The major oil-producing fields of El Sharara, El Feel and Wafa, as well as the pipelines connecting them to the Zawiya port, will all reopen on Monday, as will the Mellitah condensates line, NOC spokesman Mohamed al-Harari said.
"The protesters have announced that their blockade is over and all the lines in the west will reopen tonight," he said.
The pipeline network in the west of Libya has been closed by protesters since March, forcing the shutdown of the oilfields, including the 340,000 bpd El Sharara.
A spokesperson for protesters at El Sharara, Muftah Yahmid told Reuters they reached a deal with the help of tribal elders and had turned the field over to control of a PFG oil guard unit after ending their protest.
"We have left the field because of the current situation in Libya and also because of government promises to meet our demands," he said. "The field is under the control of the PFG now."
He said protest demands had included more investment in local water and tourism facilities, and for health treatment and education.
A Libyan government deal to reopen major oil ports controlled by a separate rebel movement in the east looks likely to unravel, however, over opposition to the appointment of a new Islamist-backed prime minister.
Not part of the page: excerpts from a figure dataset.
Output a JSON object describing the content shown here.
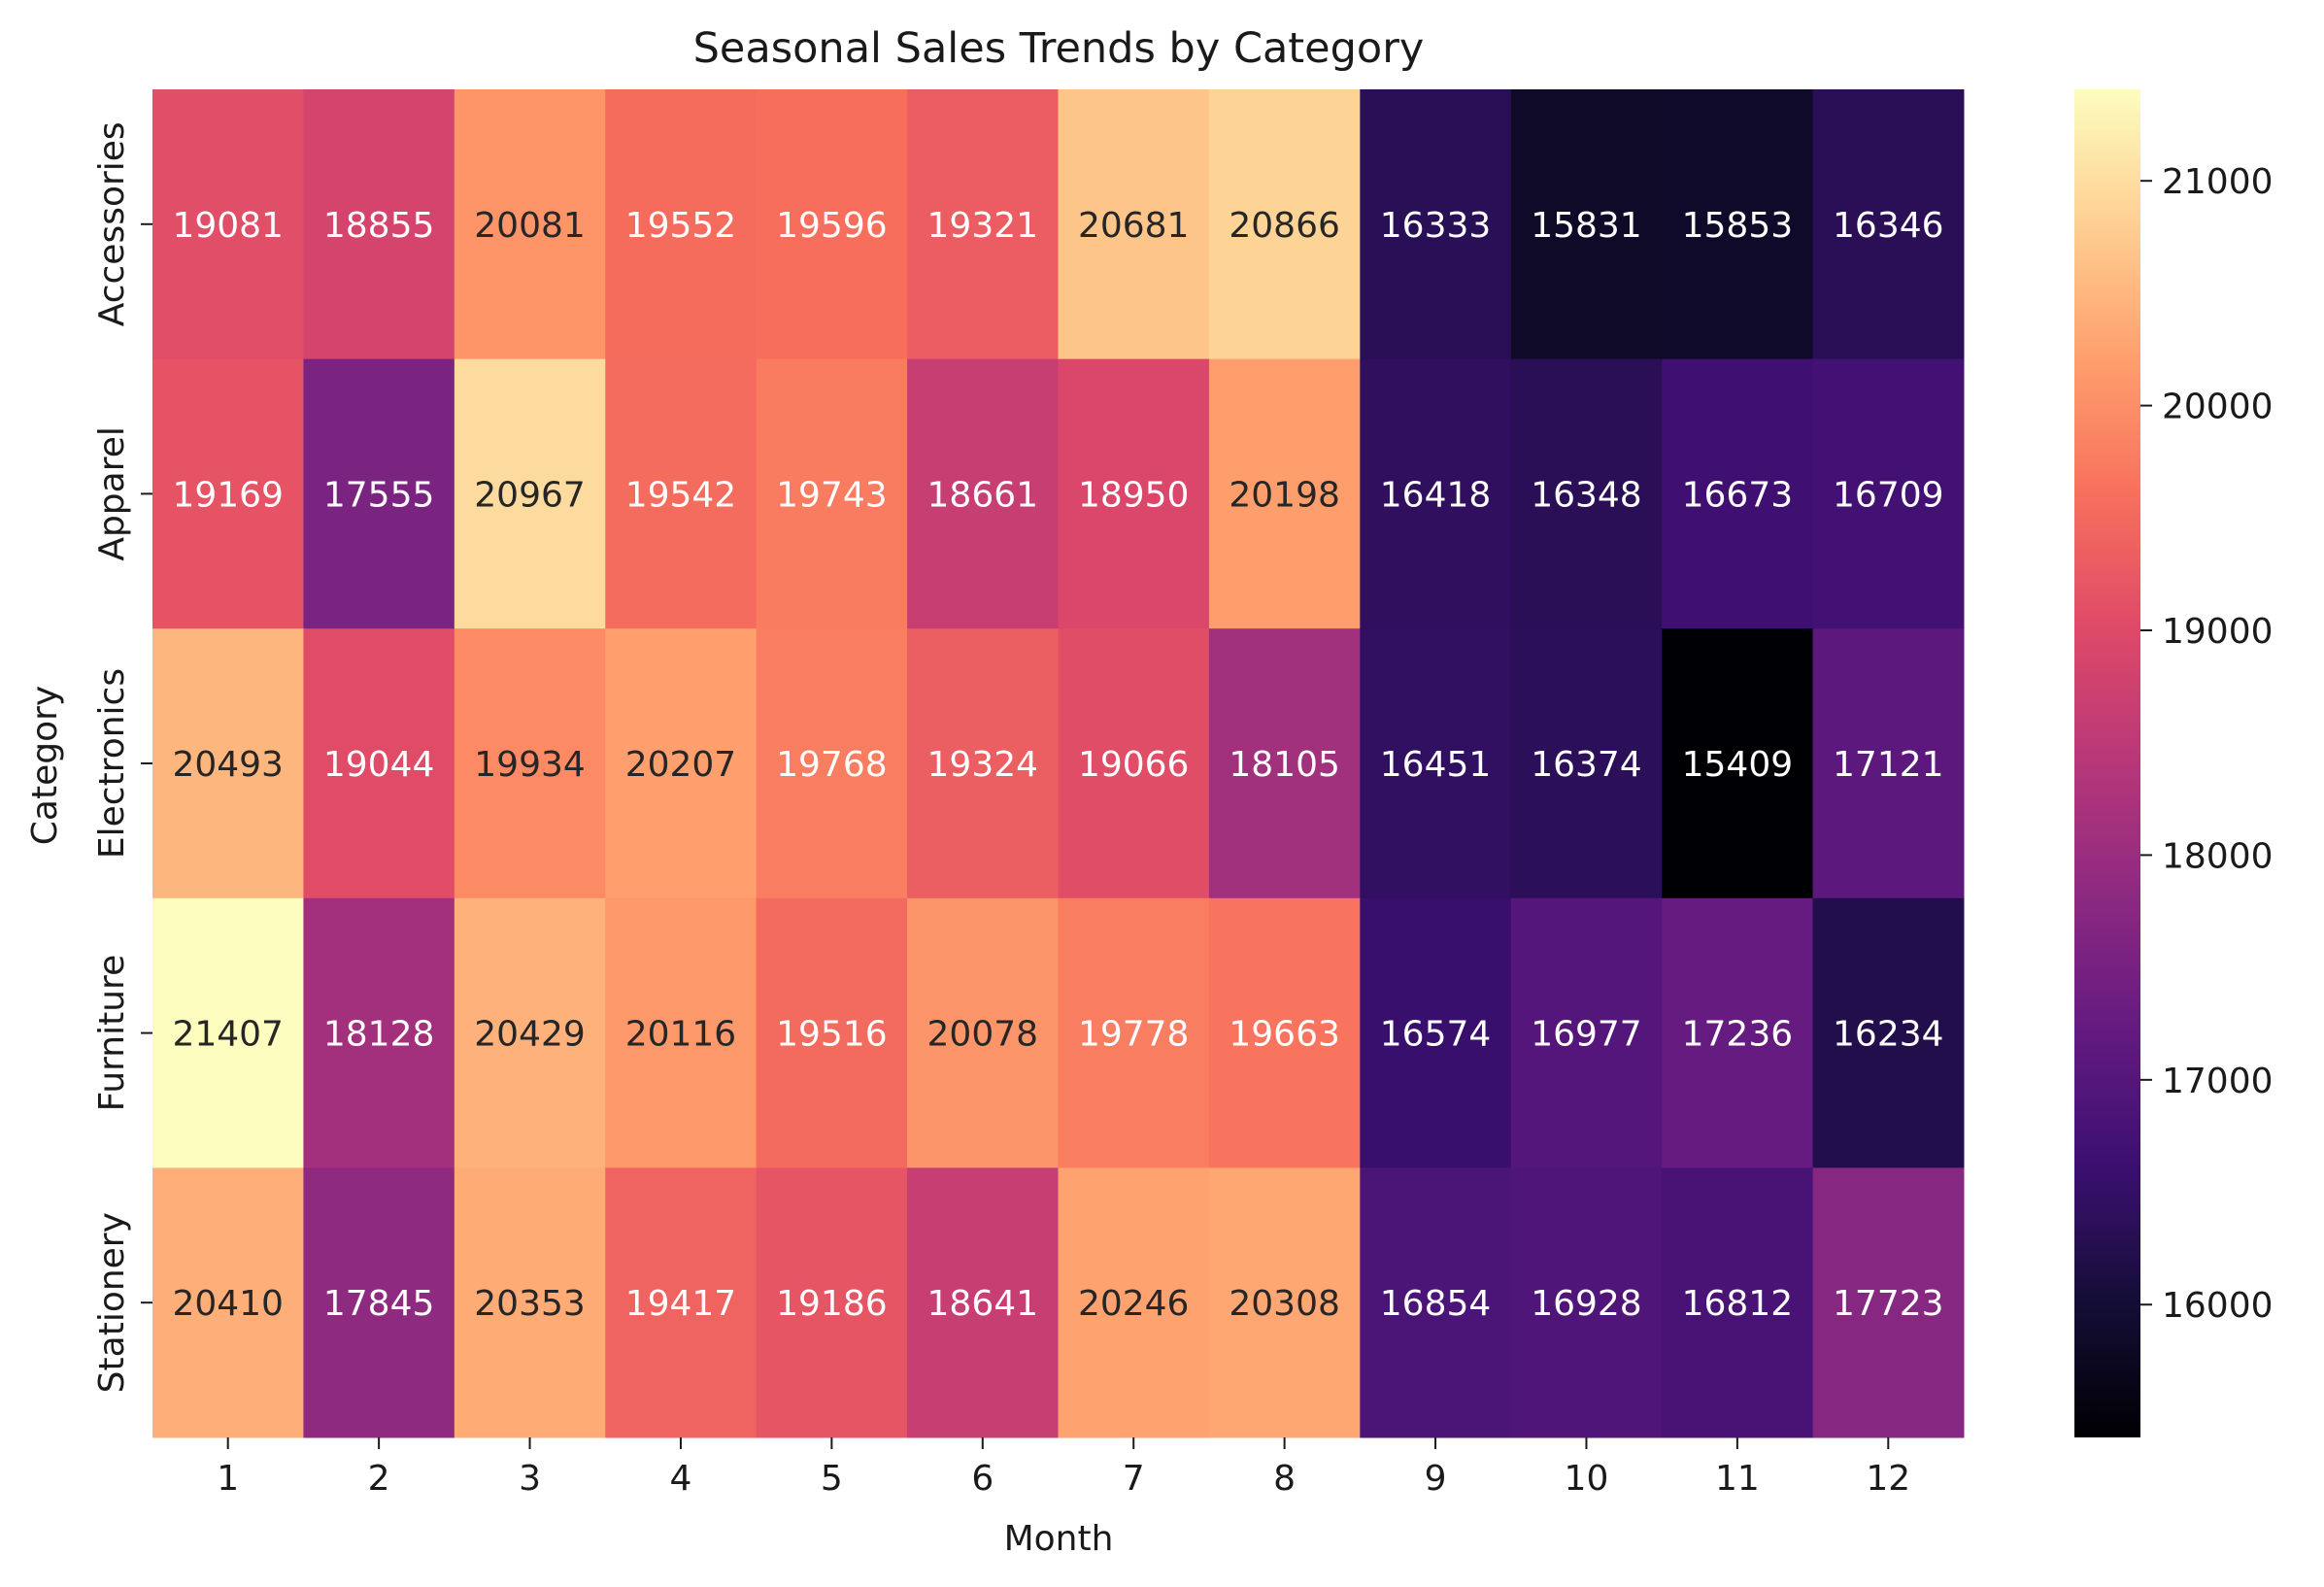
{
  "chart_data": {
    "type": "heatmap",
    "title": "Seasonal Sales Trends by Category",
    "xlabel": "Month",
    "ylabel": "Category",
    "x_categories": [
      "1",
      "2",
      "3",
      "4",
      "5",
      "6",
      "7",
      "8",
      "9",
      "10",
      "11",
      "12"
    ],
    "y_categories": [
      "Accessories",
      "Apparel",
      "Electronics",
      "Furniture",
      "Stationery"
    ],
    "values": [
      [
        19081,
        18855,
        20081,
        19552,
        19596,
        19321,
        20681,
        20866,
        16333,
        15831,
        15853,
        16346
      ],
      [
        19169,
        17555,
        20967,
        19542,
        19743,
        18661,
        18950,
        20198,
        16418,
        16348,
        16673,
        16709
      ],
      [
        20493,
        19044,
        19934,
        20207,
        19768,
        19324,
        19066,
        18105,
        16451,
        16374,
        15409,
        17121
      ],
      [
        21407,
        18128,
        20429,
        20116,
        19516,
        20078,
        19778,
        19663,
        16574,
        16977,
        17236,
        16234
      ],
      [
        20410,
        17845,
        20353,
        19417,
        19186,
        18641,
        20246,
        20308,
        16854,
        16928,
        16812,
        17723
      ]
    ],
    "colormap": "magma",
    "colorbar": {
      "min": 15409,
      "max": 21407,
      "ticks": [
        "16000",
        "17000",
        "18000",
        "19000",
        "20000",
        "21000"
      ]
    },
    "annotations": true
  }
}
The deal to reopen two of the four blocked ports was reached in early April. Since then, the smaller Hariga and Zueitina terminals have resumed oil exports, but the two larger ports of Ras Lanuf and Es Sider remain shut pending negotiations over the distribution of oil wealth.
Three years after the revolt that toppled Muammar Gaddafi, Libya's oil infrastructure is a target for protests, shutdowns and strikes by brigades of former rebels who refuse to disarm or recognise the state's authority.
Oil and gas are the main source of Libya's income and of the hard currency needed to fund essential food imports. Production was about 1.4 million bpd until mid-2013 when the protests began, reducing it to little more than 200,000 bpd.